Лидия подумала, что знает эту красивую с сыном-студентом, и успокоилась. Той женщине было далеко за сорок.

Потом она из чувства справедливости покормила с вилочки Ивашникова, еще потом стащила с него передник, и они долго и вдумчиво рисовали очередную звездочку на фюзеляже. Девятую, если кому-то интересно. Лидия подумала, что если считать нормой их возраста два раза в неделю, то они с Колькой прожили больше месяца.
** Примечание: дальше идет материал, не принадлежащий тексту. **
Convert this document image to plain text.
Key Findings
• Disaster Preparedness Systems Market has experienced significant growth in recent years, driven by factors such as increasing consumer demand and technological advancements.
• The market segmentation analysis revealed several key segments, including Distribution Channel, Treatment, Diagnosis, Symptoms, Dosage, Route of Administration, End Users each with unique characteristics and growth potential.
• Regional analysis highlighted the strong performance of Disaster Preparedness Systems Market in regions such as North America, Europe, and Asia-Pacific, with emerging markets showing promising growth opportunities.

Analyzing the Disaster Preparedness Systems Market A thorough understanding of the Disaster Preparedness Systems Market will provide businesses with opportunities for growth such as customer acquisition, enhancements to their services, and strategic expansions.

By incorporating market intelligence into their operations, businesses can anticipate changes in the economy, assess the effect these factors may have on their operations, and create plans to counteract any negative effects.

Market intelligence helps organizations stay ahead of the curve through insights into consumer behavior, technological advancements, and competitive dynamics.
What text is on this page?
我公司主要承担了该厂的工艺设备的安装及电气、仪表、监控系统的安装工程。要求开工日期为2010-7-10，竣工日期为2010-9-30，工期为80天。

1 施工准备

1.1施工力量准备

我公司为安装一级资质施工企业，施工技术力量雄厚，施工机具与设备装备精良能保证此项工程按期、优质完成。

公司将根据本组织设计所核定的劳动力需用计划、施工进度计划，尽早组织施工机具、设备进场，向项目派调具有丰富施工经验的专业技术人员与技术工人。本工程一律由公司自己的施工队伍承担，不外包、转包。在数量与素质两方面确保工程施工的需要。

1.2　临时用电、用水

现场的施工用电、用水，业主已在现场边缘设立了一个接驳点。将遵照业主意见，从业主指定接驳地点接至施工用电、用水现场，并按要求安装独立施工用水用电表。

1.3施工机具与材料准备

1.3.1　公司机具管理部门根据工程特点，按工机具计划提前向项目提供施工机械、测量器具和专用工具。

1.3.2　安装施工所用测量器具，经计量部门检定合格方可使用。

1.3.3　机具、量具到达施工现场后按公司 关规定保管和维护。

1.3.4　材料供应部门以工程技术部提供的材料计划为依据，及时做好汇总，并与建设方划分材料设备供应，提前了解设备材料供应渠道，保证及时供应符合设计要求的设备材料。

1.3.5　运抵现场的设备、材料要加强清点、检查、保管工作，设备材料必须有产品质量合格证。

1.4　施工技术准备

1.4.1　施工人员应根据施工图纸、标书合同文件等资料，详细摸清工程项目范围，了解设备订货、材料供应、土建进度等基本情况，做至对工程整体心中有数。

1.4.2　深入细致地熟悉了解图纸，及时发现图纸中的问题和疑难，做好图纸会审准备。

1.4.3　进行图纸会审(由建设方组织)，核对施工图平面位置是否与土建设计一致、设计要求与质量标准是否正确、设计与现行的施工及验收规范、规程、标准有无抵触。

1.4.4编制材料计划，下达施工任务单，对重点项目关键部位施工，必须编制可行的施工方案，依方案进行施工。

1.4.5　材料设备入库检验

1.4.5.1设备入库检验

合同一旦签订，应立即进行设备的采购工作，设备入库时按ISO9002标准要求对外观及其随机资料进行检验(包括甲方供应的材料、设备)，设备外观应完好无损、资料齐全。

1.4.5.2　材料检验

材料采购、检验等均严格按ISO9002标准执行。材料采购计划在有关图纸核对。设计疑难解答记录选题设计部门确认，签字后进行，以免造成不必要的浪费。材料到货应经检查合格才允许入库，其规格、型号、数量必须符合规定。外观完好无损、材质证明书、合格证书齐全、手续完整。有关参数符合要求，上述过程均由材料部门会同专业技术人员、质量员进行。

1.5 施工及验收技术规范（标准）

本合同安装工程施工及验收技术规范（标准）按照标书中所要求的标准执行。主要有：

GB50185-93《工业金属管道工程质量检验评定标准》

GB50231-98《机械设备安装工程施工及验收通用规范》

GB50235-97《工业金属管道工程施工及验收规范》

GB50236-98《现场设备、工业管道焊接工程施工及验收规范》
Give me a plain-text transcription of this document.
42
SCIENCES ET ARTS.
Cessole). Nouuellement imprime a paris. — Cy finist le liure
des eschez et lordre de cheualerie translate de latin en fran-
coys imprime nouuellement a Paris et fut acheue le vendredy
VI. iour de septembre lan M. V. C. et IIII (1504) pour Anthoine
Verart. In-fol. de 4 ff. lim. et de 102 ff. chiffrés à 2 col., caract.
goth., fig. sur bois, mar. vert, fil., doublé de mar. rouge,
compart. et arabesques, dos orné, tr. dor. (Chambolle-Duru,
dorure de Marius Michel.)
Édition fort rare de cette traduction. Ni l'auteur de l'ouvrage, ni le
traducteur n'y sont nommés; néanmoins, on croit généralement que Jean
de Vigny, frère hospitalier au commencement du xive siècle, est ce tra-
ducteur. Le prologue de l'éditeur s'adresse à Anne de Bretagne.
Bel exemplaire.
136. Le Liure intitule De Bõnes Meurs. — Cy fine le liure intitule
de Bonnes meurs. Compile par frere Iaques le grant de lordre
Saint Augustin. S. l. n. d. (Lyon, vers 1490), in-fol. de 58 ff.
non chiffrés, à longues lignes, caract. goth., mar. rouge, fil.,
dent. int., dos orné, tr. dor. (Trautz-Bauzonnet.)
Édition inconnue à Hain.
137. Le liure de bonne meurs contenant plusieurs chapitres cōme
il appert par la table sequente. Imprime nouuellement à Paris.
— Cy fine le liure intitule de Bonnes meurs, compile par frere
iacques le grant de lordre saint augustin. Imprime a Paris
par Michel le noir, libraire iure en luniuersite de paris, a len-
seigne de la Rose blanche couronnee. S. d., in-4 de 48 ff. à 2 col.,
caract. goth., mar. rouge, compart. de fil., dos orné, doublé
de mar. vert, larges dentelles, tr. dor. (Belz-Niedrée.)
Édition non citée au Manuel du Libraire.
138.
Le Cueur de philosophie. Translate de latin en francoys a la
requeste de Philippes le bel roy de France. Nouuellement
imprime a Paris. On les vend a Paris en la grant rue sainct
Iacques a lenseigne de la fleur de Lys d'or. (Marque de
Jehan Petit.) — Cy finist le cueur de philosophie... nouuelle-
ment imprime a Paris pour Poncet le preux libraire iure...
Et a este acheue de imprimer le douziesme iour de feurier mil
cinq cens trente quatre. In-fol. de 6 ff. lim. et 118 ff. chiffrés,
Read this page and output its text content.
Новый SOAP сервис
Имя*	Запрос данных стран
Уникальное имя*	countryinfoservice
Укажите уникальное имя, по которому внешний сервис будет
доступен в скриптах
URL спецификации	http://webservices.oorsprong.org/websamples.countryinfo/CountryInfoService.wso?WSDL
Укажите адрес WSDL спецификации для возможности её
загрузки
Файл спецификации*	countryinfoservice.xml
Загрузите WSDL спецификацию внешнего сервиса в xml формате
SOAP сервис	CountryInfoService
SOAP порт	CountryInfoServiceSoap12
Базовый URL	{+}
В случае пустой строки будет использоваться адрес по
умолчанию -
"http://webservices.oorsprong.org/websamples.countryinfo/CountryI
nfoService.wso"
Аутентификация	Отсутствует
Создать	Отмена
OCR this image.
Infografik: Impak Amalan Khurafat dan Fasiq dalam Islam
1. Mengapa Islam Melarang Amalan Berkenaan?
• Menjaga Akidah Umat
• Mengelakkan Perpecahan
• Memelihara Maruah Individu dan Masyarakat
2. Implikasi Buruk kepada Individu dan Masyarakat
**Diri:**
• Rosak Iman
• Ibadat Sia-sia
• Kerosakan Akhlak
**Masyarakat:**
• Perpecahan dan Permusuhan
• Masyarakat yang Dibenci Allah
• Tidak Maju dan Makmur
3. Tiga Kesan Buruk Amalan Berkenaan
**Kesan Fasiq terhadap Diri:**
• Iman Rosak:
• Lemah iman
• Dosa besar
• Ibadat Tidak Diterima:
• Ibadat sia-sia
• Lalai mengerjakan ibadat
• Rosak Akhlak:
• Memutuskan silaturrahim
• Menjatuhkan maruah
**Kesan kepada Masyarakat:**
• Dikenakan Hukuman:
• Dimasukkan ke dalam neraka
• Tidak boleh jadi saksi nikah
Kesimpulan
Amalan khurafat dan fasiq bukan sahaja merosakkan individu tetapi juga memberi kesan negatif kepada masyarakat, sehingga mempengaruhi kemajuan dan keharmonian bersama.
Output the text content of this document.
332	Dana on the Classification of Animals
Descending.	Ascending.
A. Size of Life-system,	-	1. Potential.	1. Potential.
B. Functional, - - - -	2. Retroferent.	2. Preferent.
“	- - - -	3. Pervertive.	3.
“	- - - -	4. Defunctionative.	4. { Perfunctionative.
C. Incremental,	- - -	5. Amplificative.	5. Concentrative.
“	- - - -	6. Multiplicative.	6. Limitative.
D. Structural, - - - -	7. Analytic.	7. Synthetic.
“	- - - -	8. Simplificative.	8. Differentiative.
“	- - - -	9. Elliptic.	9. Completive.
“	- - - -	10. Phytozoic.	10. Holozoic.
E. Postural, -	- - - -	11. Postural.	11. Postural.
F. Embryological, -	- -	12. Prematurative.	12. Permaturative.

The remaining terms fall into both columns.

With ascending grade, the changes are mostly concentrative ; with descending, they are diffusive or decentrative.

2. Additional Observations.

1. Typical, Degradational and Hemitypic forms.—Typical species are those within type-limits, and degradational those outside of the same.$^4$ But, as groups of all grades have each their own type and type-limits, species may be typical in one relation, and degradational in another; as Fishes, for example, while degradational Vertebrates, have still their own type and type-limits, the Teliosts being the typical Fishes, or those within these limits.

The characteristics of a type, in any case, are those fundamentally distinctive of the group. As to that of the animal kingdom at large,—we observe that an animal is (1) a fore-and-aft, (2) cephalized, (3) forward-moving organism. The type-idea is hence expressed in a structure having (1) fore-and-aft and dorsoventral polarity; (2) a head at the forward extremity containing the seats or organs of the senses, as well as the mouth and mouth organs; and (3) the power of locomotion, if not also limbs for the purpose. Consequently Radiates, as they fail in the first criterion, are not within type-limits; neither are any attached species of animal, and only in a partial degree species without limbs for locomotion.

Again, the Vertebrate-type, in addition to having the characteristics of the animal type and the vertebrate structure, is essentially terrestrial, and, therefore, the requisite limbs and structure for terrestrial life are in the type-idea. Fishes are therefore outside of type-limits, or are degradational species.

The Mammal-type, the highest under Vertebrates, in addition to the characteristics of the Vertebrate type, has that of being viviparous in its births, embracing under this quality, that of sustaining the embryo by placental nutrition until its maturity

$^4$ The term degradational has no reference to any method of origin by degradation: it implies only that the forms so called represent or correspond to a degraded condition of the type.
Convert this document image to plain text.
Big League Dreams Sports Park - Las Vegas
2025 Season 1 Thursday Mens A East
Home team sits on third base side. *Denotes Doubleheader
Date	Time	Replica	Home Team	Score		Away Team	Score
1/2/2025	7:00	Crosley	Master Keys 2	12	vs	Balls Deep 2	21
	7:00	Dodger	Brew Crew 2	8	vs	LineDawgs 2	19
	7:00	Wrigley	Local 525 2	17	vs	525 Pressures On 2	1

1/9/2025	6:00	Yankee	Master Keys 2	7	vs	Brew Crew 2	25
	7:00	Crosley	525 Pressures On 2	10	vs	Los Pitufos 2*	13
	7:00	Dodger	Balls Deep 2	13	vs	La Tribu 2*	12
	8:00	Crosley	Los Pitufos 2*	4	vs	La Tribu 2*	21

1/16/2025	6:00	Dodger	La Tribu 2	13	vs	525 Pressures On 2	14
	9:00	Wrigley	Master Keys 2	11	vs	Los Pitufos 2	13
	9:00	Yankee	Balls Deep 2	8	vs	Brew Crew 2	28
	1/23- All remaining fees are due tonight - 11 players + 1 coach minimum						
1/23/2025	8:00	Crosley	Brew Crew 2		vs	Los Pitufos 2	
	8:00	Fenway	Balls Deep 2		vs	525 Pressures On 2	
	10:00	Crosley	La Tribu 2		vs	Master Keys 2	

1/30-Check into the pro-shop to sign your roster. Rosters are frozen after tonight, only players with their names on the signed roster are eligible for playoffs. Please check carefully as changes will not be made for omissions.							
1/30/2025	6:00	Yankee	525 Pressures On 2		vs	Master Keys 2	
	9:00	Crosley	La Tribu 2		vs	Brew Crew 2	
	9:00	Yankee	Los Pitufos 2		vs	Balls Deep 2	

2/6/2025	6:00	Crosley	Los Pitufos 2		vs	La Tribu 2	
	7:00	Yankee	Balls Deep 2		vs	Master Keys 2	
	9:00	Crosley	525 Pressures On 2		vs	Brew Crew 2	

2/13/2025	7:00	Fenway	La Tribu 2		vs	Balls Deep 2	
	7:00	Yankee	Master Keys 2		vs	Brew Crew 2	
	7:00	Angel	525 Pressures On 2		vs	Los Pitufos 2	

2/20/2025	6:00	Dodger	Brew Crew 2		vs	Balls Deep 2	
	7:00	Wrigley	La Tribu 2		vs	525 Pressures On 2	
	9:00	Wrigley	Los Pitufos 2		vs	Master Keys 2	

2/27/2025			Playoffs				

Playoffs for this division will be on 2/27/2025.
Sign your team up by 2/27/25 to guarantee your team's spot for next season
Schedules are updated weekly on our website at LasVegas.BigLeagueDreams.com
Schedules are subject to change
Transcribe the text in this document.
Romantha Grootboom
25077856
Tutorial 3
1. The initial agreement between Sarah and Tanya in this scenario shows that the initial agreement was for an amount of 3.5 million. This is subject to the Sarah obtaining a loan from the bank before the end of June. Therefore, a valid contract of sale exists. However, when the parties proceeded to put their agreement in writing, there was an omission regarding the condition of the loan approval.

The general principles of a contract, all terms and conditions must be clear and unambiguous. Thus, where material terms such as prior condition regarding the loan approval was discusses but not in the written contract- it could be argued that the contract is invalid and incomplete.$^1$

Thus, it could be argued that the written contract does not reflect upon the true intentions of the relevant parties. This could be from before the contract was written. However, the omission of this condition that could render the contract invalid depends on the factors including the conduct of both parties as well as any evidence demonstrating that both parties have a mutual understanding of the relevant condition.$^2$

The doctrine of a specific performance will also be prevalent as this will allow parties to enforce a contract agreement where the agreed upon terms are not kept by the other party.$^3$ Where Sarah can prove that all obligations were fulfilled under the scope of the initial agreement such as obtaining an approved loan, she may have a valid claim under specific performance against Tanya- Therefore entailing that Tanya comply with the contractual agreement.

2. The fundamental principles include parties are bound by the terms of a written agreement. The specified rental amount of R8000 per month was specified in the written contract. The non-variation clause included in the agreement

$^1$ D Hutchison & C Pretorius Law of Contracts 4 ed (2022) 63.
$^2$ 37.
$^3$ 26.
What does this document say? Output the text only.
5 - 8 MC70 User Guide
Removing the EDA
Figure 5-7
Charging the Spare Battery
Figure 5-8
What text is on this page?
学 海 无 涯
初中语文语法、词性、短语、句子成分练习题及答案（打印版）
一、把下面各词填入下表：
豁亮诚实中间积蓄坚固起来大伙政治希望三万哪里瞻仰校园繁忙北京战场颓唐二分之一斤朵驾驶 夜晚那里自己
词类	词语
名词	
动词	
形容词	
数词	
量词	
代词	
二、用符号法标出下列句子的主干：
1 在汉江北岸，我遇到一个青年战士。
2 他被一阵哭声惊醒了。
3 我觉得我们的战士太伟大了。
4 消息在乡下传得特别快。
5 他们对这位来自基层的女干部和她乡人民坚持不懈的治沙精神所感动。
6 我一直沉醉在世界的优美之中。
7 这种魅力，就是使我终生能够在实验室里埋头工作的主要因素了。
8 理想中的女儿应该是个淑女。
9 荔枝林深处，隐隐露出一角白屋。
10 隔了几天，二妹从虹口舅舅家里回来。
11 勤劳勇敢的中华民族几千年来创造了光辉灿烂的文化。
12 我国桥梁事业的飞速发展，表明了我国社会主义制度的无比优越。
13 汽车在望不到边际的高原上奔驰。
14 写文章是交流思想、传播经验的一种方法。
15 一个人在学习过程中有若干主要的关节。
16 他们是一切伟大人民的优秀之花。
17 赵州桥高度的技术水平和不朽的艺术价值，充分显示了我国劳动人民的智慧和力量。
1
Прошли всего сутки, как она отдавалась Вадиму, а он остался в раньшей жизни и беспокоил ее гораздо меньше, чем спрятанные в папином столе пупсята-близнецы Колечка и Толечка. Или нет, поняла Лидия: и Вадим, и все ее тягостные годы с Парамоновым были нелепым витком, потянувшейся петлей в плотной вязке жизни. А теперь она прошла виток и вернулась в свои девятнадцать лет. Все вошло в норму. Раньшая жизнь — это с Колькой. Ей так хорошо и покойно с ним именно потому, что продолжается раньшая жизнь, когда все ее проблемы решал надежный и требовательный папа, а она даже не подозревала, что эти проблемы существуют. Она тогда выдумывала себе проблемы: как посмотрел и что сказал Колька, — и могла ночь не спать, если он посмотрел не так и не то сказал, хотя знала, что он влюблен в нее по уши. Сериалов тогда не показывали, кроме, кажется, «Рабыни Изауры», и ее сериалом был Колька.

Так и должно быть. Так устроила природа. Женщина должна жить любовью. Что, конечно, не исключает кухни, магазинов и детских неожиданностей. Только при условии, что все готовится, покупается и подтирается с любовью.

Мужчина приносит в дом мясо и отбивает противников. Он должен быть грубым, чтобы защитить свой дом. Но если в доме не будет любви, мужчина станет скотом.

— Я люблю тебя, Колька, — сказала Лидия и заплакала. Ее грубый мужчина шмыгнул носом. Глаза его предательски блестели.